The long-heralded race for the Republican presidential nomination is set to begin this week as a multitude of potential candidates for the job of taking on President Barack Obama in 2012 head to the first key battleground state of Iowa.
Five potential runners will appear tomorrow at an event organised by the Iowa Faith and Freedom Coalition in the state capital, Des Moines. They include big names such as former House speaker Newt Gingrich, former Pennsylvania senator Rick Santorum and former Minnesota governor Tim Pawlenty, as well as outsiders such as the Tea Party favourite, businessman Herman Cain.
In a sign of how serious the race has now become, Santorum, a darling of the religious right with extremely conservative views on social issues, will spend this week touring all the early voting states of Iowa, New Hampshire and South Carolina in a trip that bears all the signs of a genuine campaign swing.
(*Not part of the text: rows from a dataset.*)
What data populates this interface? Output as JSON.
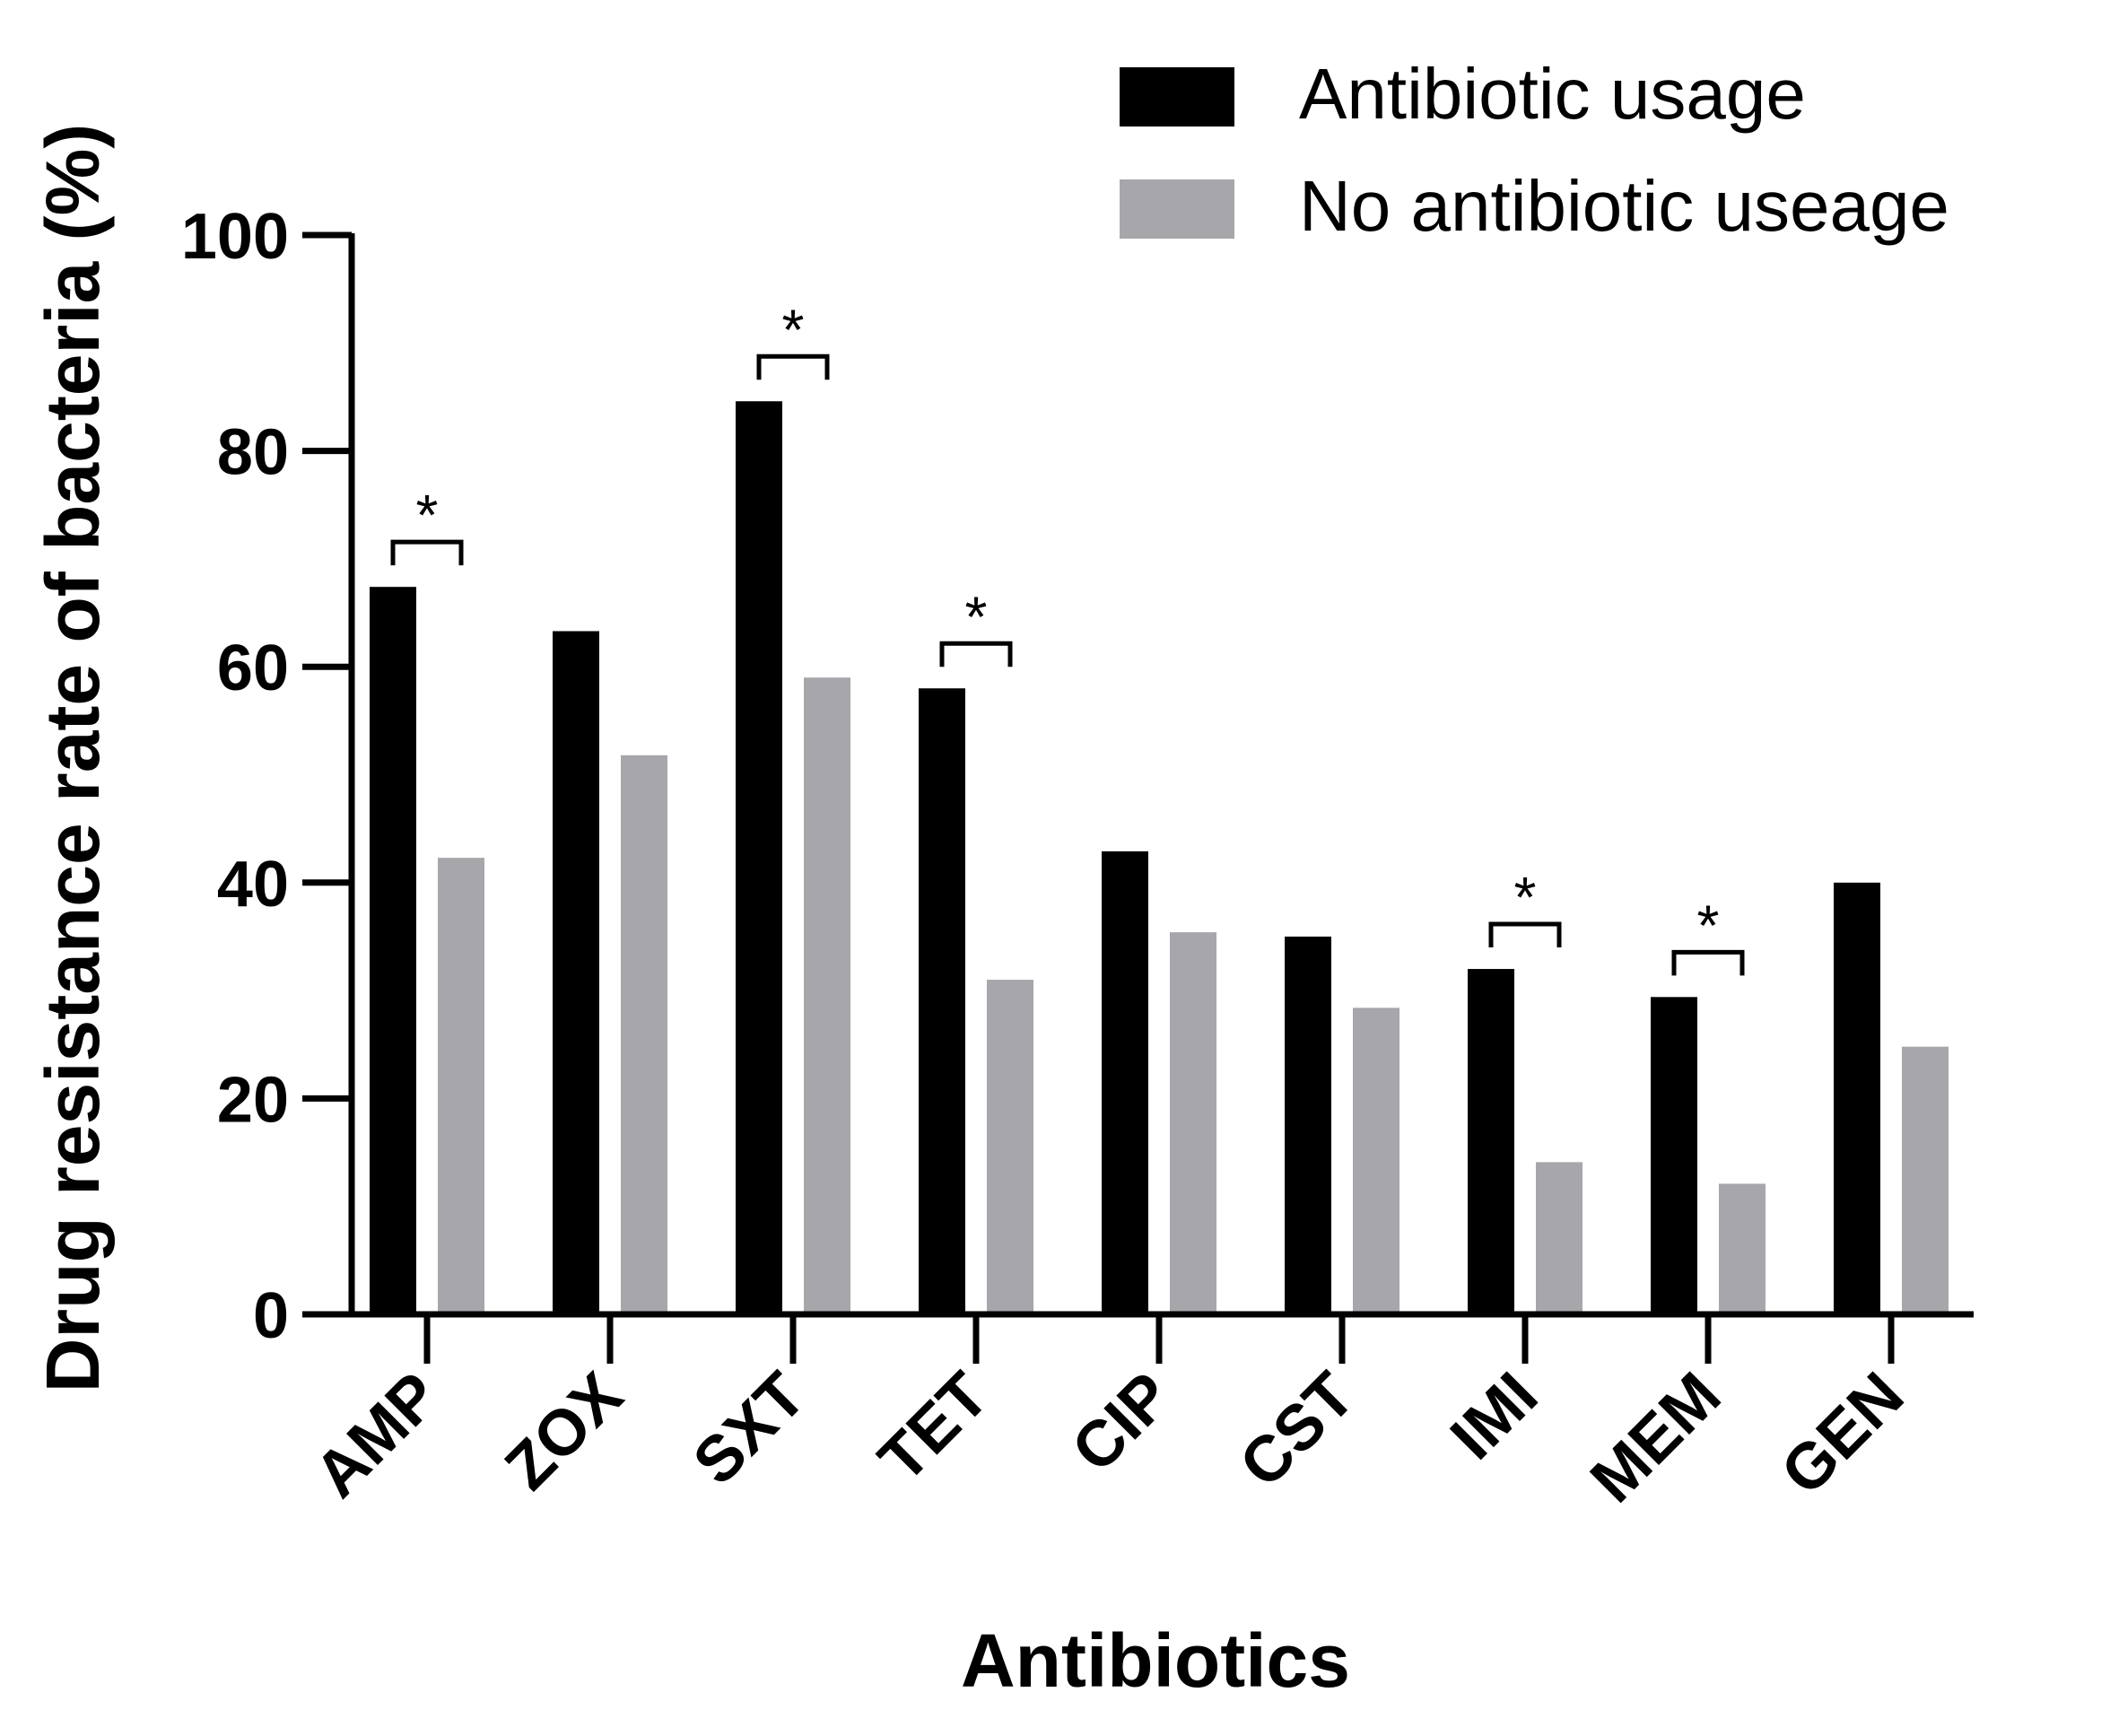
{
  "chart_data": {
    "type": "bar",
    "xlabel": "Antibiotics",
    "ylabel": "Drug resistance rate of bacteria (%)",
    "ylim": [
      0,
      100
    ],
    "yticks": [
      0,
      20,
      40,
      60,
      80,
      100
    ],
    "categories": [
      "AMP",
      "ZOX",
      "SXT",
      "TET",
      "CIP",
      "CST",
      "IMI",
      "MEM",
      "GEN"
    ],
    "series": [
      {
        "name": "Antibiotic usage",
        "color": "#000000",
        "values": [
          67.4,
          63.3,
          84.6,
          58.0,
          42.9,
          35.0,
          32.0,
          29.4,
          40.0
        ]
      },
      {
        "name": "No antibiotic useage",
        "color": "#a7a6ab",
        "values": [
          42.3,
          51.8,
          59.0,
          31.0,
          35.4,
          28.4,
          14.1,
          12.1,
          24.8
        ]
      }
    ],
    "significance": {
      "marker": "*",
      "categories": [
        "AMP",
        "SXT",
        "TET",
        "IMI",
        "MEM"
      ]
    },
    "legend_position": "top-right",
    "grid": false
  }
}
Santorum's move throws down the gauntlet to other potential candidates, including former Alaska governor Sarah Palin, who must now consider jumping into the fray to stop other candidates soaking up early publicity. The race is set to dominate the political headlines for all of 2011.
In many ways, that could be good for Obama, who will sit back and watch his Republican opponents forced to attack each other. "With a long primary season these candidates are going to go after their rivals. They will do a lot of Barack Obama's work for him," said an expert.